Vale la pena repetirlo: El pacto del siglo XX fue la disuasión, y si nos descuidamos, el del siglo XXI será el exterminio. Nos estamos descuidando y sin quererlo, estamos siendo arrastrados en esa dirección. Un par de ejemplos sirven para ilustrarlo. Ante la imposibilidad real de utilizar el armamento nuclear estratégico para fines militares (más allá de la guerra sicológica) sin incurrir en la Doctrina de la “Destrucción Mutua Asegurada” (MAD por sus siglas en inglés), hoy las baterías “creativas” se encuentran puestas llevar el potencial explosivo de la descomposición del átomo al armamento convencional, es decir, se busca la “nuclearización de la guerra convencional”, en este sentido, los misiles “enriquecidos” con uranio empobrecido no son más que el principio. Al mismo tiempo, los Estados Unidos siguen empeñados en habilitar el National Missile Defense (NMD) con el que se acabaría de romper el equilibrio nuclear que comenzó a resquebrajarse tras el abandono unilateral, por orden de George W. Bush, del Tratado ABM de 1972. De concretarse con éxito, el NMD abriría a Washington la posibilidad de lanzar ataques nucleares, cuando sea, contra quien sea, y neutralizar los contraataques de sus víctimas usando satélites para destruir los misiles enemigos. Estos no son hechos aislados, pues se encuentran inscritos en sucesos políticos y económicos de envergadura histórica. Por un lado, todo esto ocurre a la par de la mayor reestructuración burocrática del gobierno estadounidense de los últimos 50 años: el diseño y creación del Homeland Security Deparment que en esencia no es más que la oficialización del Estado totalitario en la que se autodenomina “la mayor democracia del mundo”; al mismo tiempo, Washington hoy opera con una economía de guerra: el presupuesto militar que se aprobó en los Estados Unidos para esta administración es el más elevado en la historia. El equivalente: 15 veces superior al de todos los demás países juntos.

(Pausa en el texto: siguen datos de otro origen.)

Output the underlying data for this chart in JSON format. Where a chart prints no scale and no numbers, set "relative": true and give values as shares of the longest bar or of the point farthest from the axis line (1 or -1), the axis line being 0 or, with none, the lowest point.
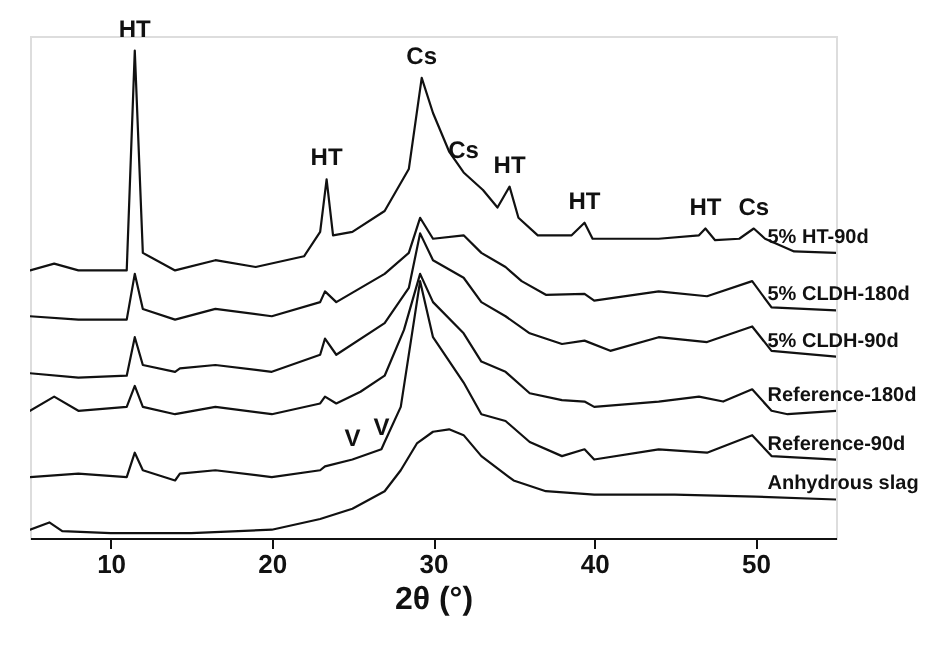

Estos no son eventos políticos y económicos pequeños, sus efectos no pueden ser pequeños como tampoco lo serán sus resultados. A la luz de estos eventos, negar que lo ocurrido en Irak es un parteaguas histórico no pasa de ser una necedad. Sin exagerar, el parto de sangre del siglo XXI puede ser el principio del fin.

Muchas novedades macabras se asoman en Irak, particularmente si miramos al futuro, y, aún, como en la tesis del eterno retorno de Nietzche, encontramos indicios que apuntan al pasado, y de donde pueden soplar vientos de esperanza.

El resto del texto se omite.